The buck skull I have wasn't damaged.


----------



## CritterCarnival (Sep 18, 2013)

My method:

I lead the goat out to a nice clean grassy area, place a small handful of grain on the ground and let them start eating it. This places the head and neck in the perfect position for a clean instant kill shot. Don't do this on concrete, and don't place the grain in a container. Doing either, may result in a ricochet and/or damaged container if the bullet passes all the way through.

For the actual shot, I use a 22 cal _rifle_...this lets me stay back a bit so as not to distract the goat from the grain so it stays still. I stand beside the goat near it's rib cage and point the muzzle of the rifle at the back of the neck, centered on the spot just where the skull meets the atlas bone. This position assures a clean severing of the brain stem upon pulling the trigger...the goat will drop instantly and be dead.

Don't worry about kicking or struggle, the goat is dead, the brain isn't aware, it's just muscle memory movement.

Immediately sever the jugular and carotid arteries to allow blood to drain quickly, and get the body cleaned, skinned and cooled as soon as possible.


----------



## Wild Hearts Ranch (Dec 26, 2011)

I tie them to a tree by the horns so they can't move. I would never shoot an unrestrained goat, on the chance that they shift just wrong.

Clean kill is more important than a pretty skull, IMHO.


----------



## toth boer goats (Jul 20, 2008)

I agree and very good advice.


----------



## HDRider (Jun 15, 2014)

No one has shown favor to the Halal method..


The animal must be slaughtered by the use of a sharp knife. The knife must not kill due to its weight. If it kills due to the impact the meat may not be permissible.

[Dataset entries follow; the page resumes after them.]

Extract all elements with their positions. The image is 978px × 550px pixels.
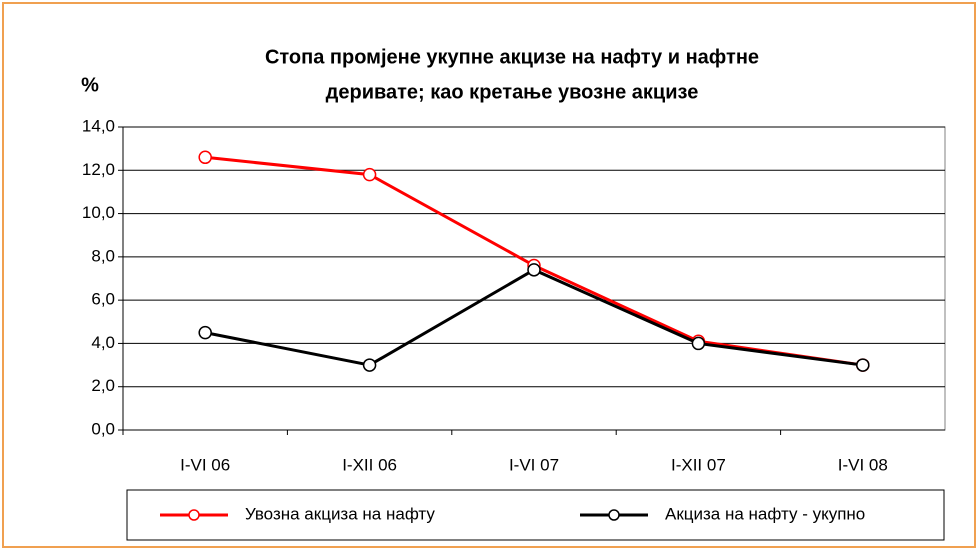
legend-label: Увозна акциза на нафту — [245, 504, 435, 523]
data-point — [527, 263, 541, 277]
y-axis-label: % — [81, 74, 99, 96]
legend-marker — [188, 509, 200, 521]
legend-marker — [608, 509, 620, 521]
data-point — [856, 358, 870, 372]
chart-title: Стопа промјене укупне акцизе на нафту и … — [265, 46, 759, 68]
y-tick-label: 0,0 — [91, 419, 115, 438]
data-point — [362, 358, 377, 372]
y-tick-label: 4,0 — [91, 333, 115, 352]
y-tick-label: 14,0 — [82, 116, 115, 135]
x-tick-label: I-VI 06 — [180, 455, 230, 474]
x-tick-label: I-XII 06 — [342, 455, 397, 474]
x-tick-label: I-XII 07 — [671, 455, 726, 474]
chart-title: деривате; као кретање увозне акцизе — [326, 81, 699, 103]
y-tick-label: 12,0 — [82, 160, 115, 179]
x-tick-label: I-VI 07 — [509, 455, 559, 474]
x-tick-label: I-VI 08 — [838, 455, 888, 474]
data-point — [691, 336, 706, 351]
legend-label: Акциза на нафту - укупно — [665, 504, 865, 523]
data-point — [198, 325, 212, 340]
y-tick-label: 8,0 — [91, 246, 115, 265]
y-tick-label: 6,0 — [91, 290, 115, 309]
legend-box — [126, 489, 945, 541]
y-tick-label: 10,0 — [82, 203, 115, 222]
y-tick-label: 2,0 — [91, 376, 115, 395]
data-point — [362, 167, 377, 182]
data-point — [198, 150, 212, 165]
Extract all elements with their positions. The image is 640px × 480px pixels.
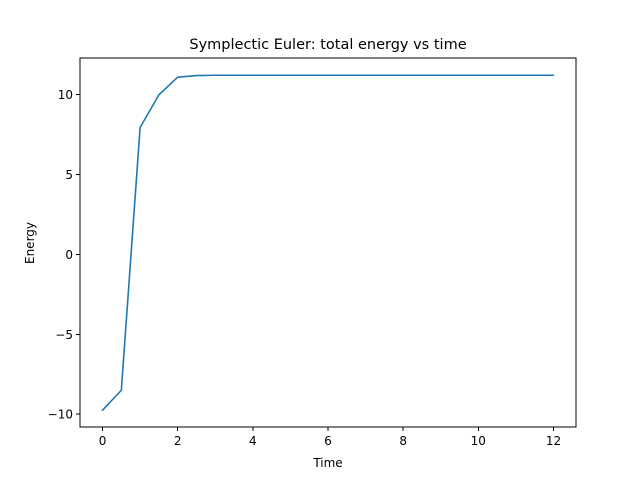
axes-frame [79, 57, 577, 428]
energy-series-line [101, 74, 555, 412]
x-tick-label: 6 [324, 434, 332, 448]
y-tick-label: −10 [48, 408, 73, 422]
y-axis-label: Energy [23, 222, 37, 264]
x-tick-label: 12 [546, 434, 561, 448]
x-tick-label: 10 [471, 434, 486, 448]
x-tick-label: 4 [249, 434, 257, 448]
x-axis-ticks: 0 2 4 6 8 10 12 [99, 427, 561, 448]
y-tick-label: 10 [58, 88, 73, 102]
y-tick-label: 5 [65, 168, 73, 182]
x-tick-label: 2 [174, 434, 182, 448]
y-axis-ticks: −10 −5 0 5 10 [48, 88, 80, 422]
y-tick-label: 0 [65, 248, 73, 262]
x-tick-label: 8 [399, 434, 407, 448]
x-tick-label: 0 [99, 434, 107, 448]
plot-area [101, 74, 555, 412]
chart-title: Symplectic Euler: total energy vs time [189, 37, 466, 53]
y-tick-label: −5 [55, 328, 73, 342]
x-axis-label: Time [312, 456, 342, 470]
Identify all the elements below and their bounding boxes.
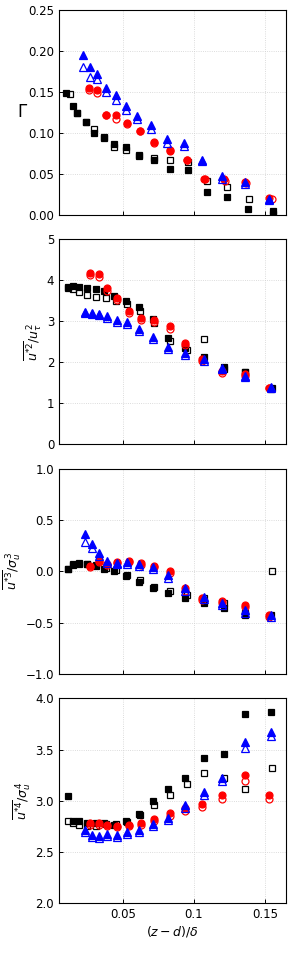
Y-axis label: $\overline{u^{*4}}/\sigma_u^4$: $\overline{u^{*4}}/\sigma_u^4$ — [11, 781, 33, 820]
X-axis label: $(z-d)/\delta$: $(z-d)/\delta$ — [146, 924, 199, 939]
Y-axis label: $\overline{u^{*3}}/\sigma_u^3$: $\overline{u^{*3}}/\sigma_u^3$ — [1, 552, 23, 590]
Y-axis label: $\Gamma$: $\Gamma$ — [17, 103, 28, 121]
Y-axis label: $\overline{u^{*2}}/u_\tau^2$: $\overline{u^{*2}}/u_\tau^2$ — [22, 323, 44, 360]
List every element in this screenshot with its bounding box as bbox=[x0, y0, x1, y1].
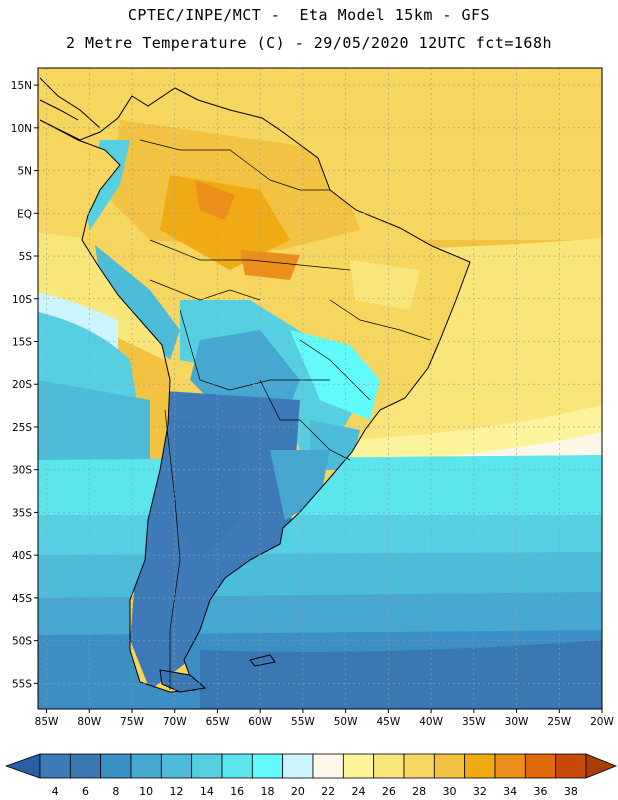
colorbar-segment bbox=[160, 753, 193, 779]
chile-argentina-border bbox=[164, 409, 181, 690]
lat-tick-label: 25S bbox=[12, 422, 32, 434]
colorbar-segment bbox=[524, 753, 557, 779]
lon-tick-label: 55W bbox=[291, 716, 315, 728]
colorbar-segment bbox=[39, 753, 71, 779]
colorbar-label: 34 bbox=[503, 785, 517, 798]
country-border bbox=[259, 379, 351, 461]
south-america-coastline bbox=[39, 87, 471, 693]
colorbar-segment bbox=[433, 753, 466, 779]
colorbar-label: 8 bbox=[112, 785, 119, 798]
colorbar-label: 10 bbox=[139, 785, 153, 798]
country-border bbox=[149, 239, 351, 271]
colorbar-high-arrow bbox=[585, 753, 618, 779]
colorbar-label: 38 bbox=[564, 785, 578, 798]
colorbar-low-arrow bbox=[4, 753, 41, 779]
colorbar-segment bbox=[282, 753, 314, 779]
lon-tick-label: 20W bbox=[590, 716, 614, 728]
lon-tick-label: 25W bbox=[547, 716, 571, 728]
map-title-line-2: 2 Metre Temperature (C) - 29/05/2020 12U… bbox=[65, 34, 553, 52]
country-border bbox=[139, 139, 330, 191]
colorbar-label: 28 bbox=[412, 785, 426, 798]
lat-tick-label: 45S bbox=[12, 593, 32, 605]
colorbar-label: 24 bbox=[352, 785, 366, 798]
temperature-colorbar: 4 6 8 10 12 14 16 18 20 22 24 26 28 30 32 34 36 38 bbox=[4, 753, 618, 798]
map-frame bbox=[37, 67, 603, 710]
colorbar-segment bbox=[100, 753, 132, 779]
colorbar-label: 14 bbox=[200, 785, 214, 798]
state-border bbox=[329, 299, 431, 341]
lon-tick-label: 40W bbox=[419, 716, 443, 728]
lon-tick-label: 80W bbox=[77, 716, 101, 728]
map-title-line-1: CPTEC/INPE/MCT - Eta Model 15km - GFS bbox=[127, 6, 491, 24]
colorbar-label: 16 bbox=[230, 785, 244, 798]
lon-tick-label: 45W bbox=[376, 716, 400, 728]
lat-tick-label: EQ bbox=[17, 208, 32, 220]
colorbar-segment bbox=[555, 753, 587, 779]
lat-tick-label: 10N bbox=[11, 123, 32, 135]
country-border bbox=[179, 309, 330, 391]
lat-tick-label: 15N bbox=[11, 80, 32, 92]
lat-tick-label: 35S bbox=[12, 507, 32, 519]
colorbar-segment bbox=[251, 753, 284, 779]
colorbar-label: 30 bbox=[443, 785, 457, 798]
lat-tick-label: 50S bbox=[12, 636, 32, 648]
colorbar-segment bbox=[221, 753, 253, 779]
lat-tick-label: 5N bbox=[17, 166, 32, 178]
colorbar-label: 32 bbox=[473, 785, 487, 798]
lat-tick-label: 55S bbox=[12, 678, 32, 690]
colorbar-label: 12 bbox=[170, 785, 184, 798]
colorbar-segment bbox=[464, 753, 496, 779]
tierra-del-fuego bbox=[159, 669, 207, 693]
lat-tick-label: 10S bbox=[12, 294, 32, 306]
longitude-labels: 85W 80W 75W 70W 65W 60W 55W 50W 45W 40W 35W 30W 25W 2… bbox=[35, 716, 615, 728]
lat-tick-label: 15S bbox=[12, 336, 32, 348]
colorbar-segment bbox=[494, 753, 526, 779]
falkland-islands bbox=[249, 654, 276, 667]
colorbar-label: 22 bbox=[321, 785, 335, 798]
state-border bbox=[299, 339, 371, 401]
lon-tick-label: 35W bbox=[462, 716, 486, 728]
graticule bbox=[34, 68, 603, 713]
lon-tick-label: 30W bbox=[505, 716, 529, 728]
lat-tick-label: 20S bbox=[12, 379, 32, 391]
latitude-labels: 15N 10N 5N EQ 5S 10S 15S 20S 25S 30S 35S 40S 45S 50S 5… bbox=[11, 80, 33, 690]
colorbar-segment bbox=[373, 753, 405, 779]
colorbar-label: 6 bbox=[82, 785, 89, 798]
colorbar-segment bbox=[69, 753, 102, 779]
colorbar-segment bbox=[312, 753, 344, 779]
lon-tick-label: 65W bbox=[206, 716, 230, 728]
colorbar-label: 20 bbox=[291, 785, 305, 798]
colorbar-label: 18 bbox=[261, 785, 275, 798]
colorbar-segment bbox=[191, 753, 223, 779]
lon-tick-label: 70W bbox=[163, 716, 187, 728]
lon-tick-label: 75W bbox=[120, 716, 144, 728]
colorbar-segment bbox=[403, 753, 435, 779]
lat-tick-label: 40S bbox=[12, 550, 32, 562]
central-america-coastline bbox=[39, 77, 101, 129]
lon-tick-label: 85W bbox=[35, 716, 59, 728]
lon-tick-label: 60W bbox=[248, 716, 272, 728]
colorbar-segment bbox=[130, 753, 162, 779]
lon-tick-label: 50W bbox=[334, 716, 358, 728]
colorbar-label: 26 bbox=[382, 785, 396, 798]
colorbar-label: 36 bbox=[534, 785, 548, 798]
colorbar-label: 4 bbox=[52, 785, 59, 798]
colorbar-segment bbox=[342, 753, 375, 779]
lat-tick-label: 30S bbox=[12, 465, 32, 477]
lat-tick-label: 5S bbox=[19, 251, 33, 263]
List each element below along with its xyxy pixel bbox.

The windpipe (throat), food-tract (oesophagus) and the two jugular veins must be cut.

The slaughtering must be done in one stroke without lifting the knife. The knife should not be placed and lifted when slaughtering the animal.


----------



## CritterCarnival (Sep 18, 2013)

HDRider said:


> No one has shown favor to the Halal method..
> 
> 
> The animal must be slaughtered by the use of a sharp knife. The knife must not kill due to its weight. If it kills due to the impact the meat may not be permissible.
> ...


Halal is not humane...


----------



## ariella42 (May 22, 2014)

Halal and Kosher methods were the most humane at the time they were written. A well-aimed shot is going to put an animal down faster, but a knife cut by an experienced slaughterman is still fast.


----------